Reise bis in die Gegenwart. Der dritte große Schwerpunkt betrifft die Zeit nach dem Flüchtlingslager, als das Areal zum größten Gmünder Stadtteil geworden ist. Es zeugt von den Reisen Franz Kafkas zwischen Wien und Prag (etwa anhand des Faksimiles seines Reisepasses) und Postkarten an seine Milena aus Gmünd, von den Ereignissen im Zweiten Weltkrieg, von der Bedeutung einer neuen Lage an der zunächst sehr lebendigen, nach 1945 aber jahrzehntelang toten Grenze.

Schließlich führt es in die jüngsten Kapitel der Stadt – zum Fall des „Eisernen Vorhanges“ 1989 und Neubeginn für eine gemeinsame Entwicklung, die im Gesundheitsprojekt „Healthacross“ einen preisgekrönten vorläufigen Höhepunkt fand. Der Bau einer gemeinsamen Gesundheits-Einrichtung in der nahen Bleyleben steht wie berichtet bevor.

„Haus ist überall ein Thema“. Hochzufrieden mit den Fortschritten – und der bisherigen Resonanz aus der Bevölkerung – zeigt sich Bürgermeisterin Helga Rosenmayer (ÖVP) beim NÖN-Lokalaugenschein. Das „Haus der Gmünder Zeitgeschichte“ sei überall ein Thema, sagt sie: „Ich werde laufend darauf angesprochen, sehr oft erhalten wir noch weitere Angebote für Ausstellungsstücke.“ Diese werden auch angenommen, weil: „Die Ausstellung soll leben, immer wieder adaptiert werden und kleine Sonderausstellungen bekommen.
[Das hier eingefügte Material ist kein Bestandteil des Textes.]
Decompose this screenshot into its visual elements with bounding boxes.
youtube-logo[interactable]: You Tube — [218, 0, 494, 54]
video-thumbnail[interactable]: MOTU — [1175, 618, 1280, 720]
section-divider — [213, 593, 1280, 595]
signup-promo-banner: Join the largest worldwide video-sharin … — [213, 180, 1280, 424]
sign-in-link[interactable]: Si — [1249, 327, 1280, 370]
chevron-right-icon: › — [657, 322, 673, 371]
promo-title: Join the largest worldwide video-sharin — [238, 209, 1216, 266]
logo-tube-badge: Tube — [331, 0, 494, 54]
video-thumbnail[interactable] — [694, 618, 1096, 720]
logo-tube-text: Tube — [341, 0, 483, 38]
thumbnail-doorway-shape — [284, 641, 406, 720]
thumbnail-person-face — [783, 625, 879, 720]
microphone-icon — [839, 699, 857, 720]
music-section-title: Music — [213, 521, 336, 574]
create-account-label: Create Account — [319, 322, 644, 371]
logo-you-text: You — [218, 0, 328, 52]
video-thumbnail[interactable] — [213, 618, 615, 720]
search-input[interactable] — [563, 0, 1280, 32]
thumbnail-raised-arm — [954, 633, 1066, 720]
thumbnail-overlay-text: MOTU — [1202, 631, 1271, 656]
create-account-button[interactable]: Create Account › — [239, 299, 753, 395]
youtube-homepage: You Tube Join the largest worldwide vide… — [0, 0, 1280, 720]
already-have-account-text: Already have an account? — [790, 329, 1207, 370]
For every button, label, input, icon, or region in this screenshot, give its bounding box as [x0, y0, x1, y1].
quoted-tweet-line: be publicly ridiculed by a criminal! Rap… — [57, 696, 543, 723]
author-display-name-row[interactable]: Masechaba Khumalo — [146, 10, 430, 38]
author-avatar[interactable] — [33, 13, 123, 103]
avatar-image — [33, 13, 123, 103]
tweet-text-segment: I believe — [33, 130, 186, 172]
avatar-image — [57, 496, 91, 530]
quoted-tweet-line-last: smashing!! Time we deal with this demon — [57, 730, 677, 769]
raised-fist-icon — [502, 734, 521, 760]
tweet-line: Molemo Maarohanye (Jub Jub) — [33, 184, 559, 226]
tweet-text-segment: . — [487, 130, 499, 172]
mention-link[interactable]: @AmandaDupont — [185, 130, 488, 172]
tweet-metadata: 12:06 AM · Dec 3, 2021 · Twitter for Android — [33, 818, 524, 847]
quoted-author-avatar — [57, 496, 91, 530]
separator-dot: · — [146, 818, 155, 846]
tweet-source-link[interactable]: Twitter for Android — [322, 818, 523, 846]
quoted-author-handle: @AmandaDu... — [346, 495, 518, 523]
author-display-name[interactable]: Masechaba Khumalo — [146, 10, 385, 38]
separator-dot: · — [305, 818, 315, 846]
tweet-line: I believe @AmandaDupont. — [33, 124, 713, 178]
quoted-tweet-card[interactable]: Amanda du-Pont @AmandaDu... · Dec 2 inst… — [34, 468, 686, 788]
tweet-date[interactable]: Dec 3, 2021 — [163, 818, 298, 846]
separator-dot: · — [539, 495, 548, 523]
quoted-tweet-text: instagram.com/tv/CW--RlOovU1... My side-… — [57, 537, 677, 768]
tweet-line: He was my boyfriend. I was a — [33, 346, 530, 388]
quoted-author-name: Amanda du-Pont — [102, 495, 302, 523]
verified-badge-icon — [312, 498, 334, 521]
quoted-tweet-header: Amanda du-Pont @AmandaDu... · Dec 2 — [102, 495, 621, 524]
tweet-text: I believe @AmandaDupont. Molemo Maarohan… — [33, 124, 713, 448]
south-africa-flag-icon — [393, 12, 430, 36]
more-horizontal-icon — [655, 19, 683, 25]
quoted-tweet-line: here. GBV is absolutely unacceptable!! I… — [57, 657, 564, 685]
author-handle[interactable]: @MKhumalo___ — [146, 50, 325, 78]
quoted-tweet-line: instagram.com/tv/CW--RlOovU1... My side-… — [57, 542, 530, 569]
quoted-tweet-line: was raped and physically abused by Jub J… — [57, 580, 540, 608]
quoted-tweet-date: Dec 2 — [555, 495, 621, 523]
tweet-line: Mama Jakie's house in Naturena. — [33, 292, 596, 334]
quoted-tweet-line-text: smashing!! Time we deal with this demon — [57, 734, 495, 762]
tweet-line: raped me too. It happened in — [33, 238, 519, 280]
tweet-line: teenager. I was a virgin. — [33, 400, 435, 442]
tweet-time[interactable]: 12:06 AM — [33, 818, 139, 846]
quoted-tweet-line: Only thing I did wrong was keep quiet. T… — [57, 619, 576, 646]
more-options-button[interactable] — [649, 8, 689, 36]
Das soll auch für Gmünder einen wiederholten Besuch interessant machen.“ Winkler, Dacho und Drach dankt sie für das eingebrachte Wissen und Material, durch das ein historisches Gebäude an einem historischen Standort Gmünds reaktiviert habe werden können.

Der Besuch wird kostenlos sein. Die Eingangstür soll zwischen Mai und September montags bis freitags (10-16.30 Uhr), an Wochenenden und Feiertagen (9-12 Uhr) geöffnet sein, Gruppen können sich auch außerhalb dieser Zeiten anmelden. „Man kann in einer halben Stunde durchgehen, aber auch zwei Stunden hier verbringen“, sagt Harald Winkler. An Multimedia-Stationen mit Bildschirmen und Kopfhörern entscheidet man per Knopfdruck darüber, wie vertiefend Einblicke in insgesamt 90 Minuten historisches Filmmaterial sein sollen.

Auch bisher unveröffentlichtes Material etwa zur Grenzöffnung 1989 – das aus der Bevölkerung zur Verfügung gestellt wurde – ist hier zu sehen. Anhand von Saalzetteln können zum Start auf Deutsch und Tschechisch ergänzende Informationen bezogen werden, mittelfristig wird auch eine Handy-App ins Auge gefasst, die in einen interaktiven Stadtführer mit Highlights und historischen Sehenswürdigkeiten in Gmünd und eské Velenice eingewoben wird.

Auskunftsstelle rund um die Uhr. Auch außerhalb der Öffnungszeiten wird die ehemalige Auskunftsstelle Auskunft geben: Alle Fenster sollen mit Infofolien beklebt werden, an der Hausrückseite sollen vor einem noch zu gestaltenden Plätzchen große Infotafeln angebracht werden.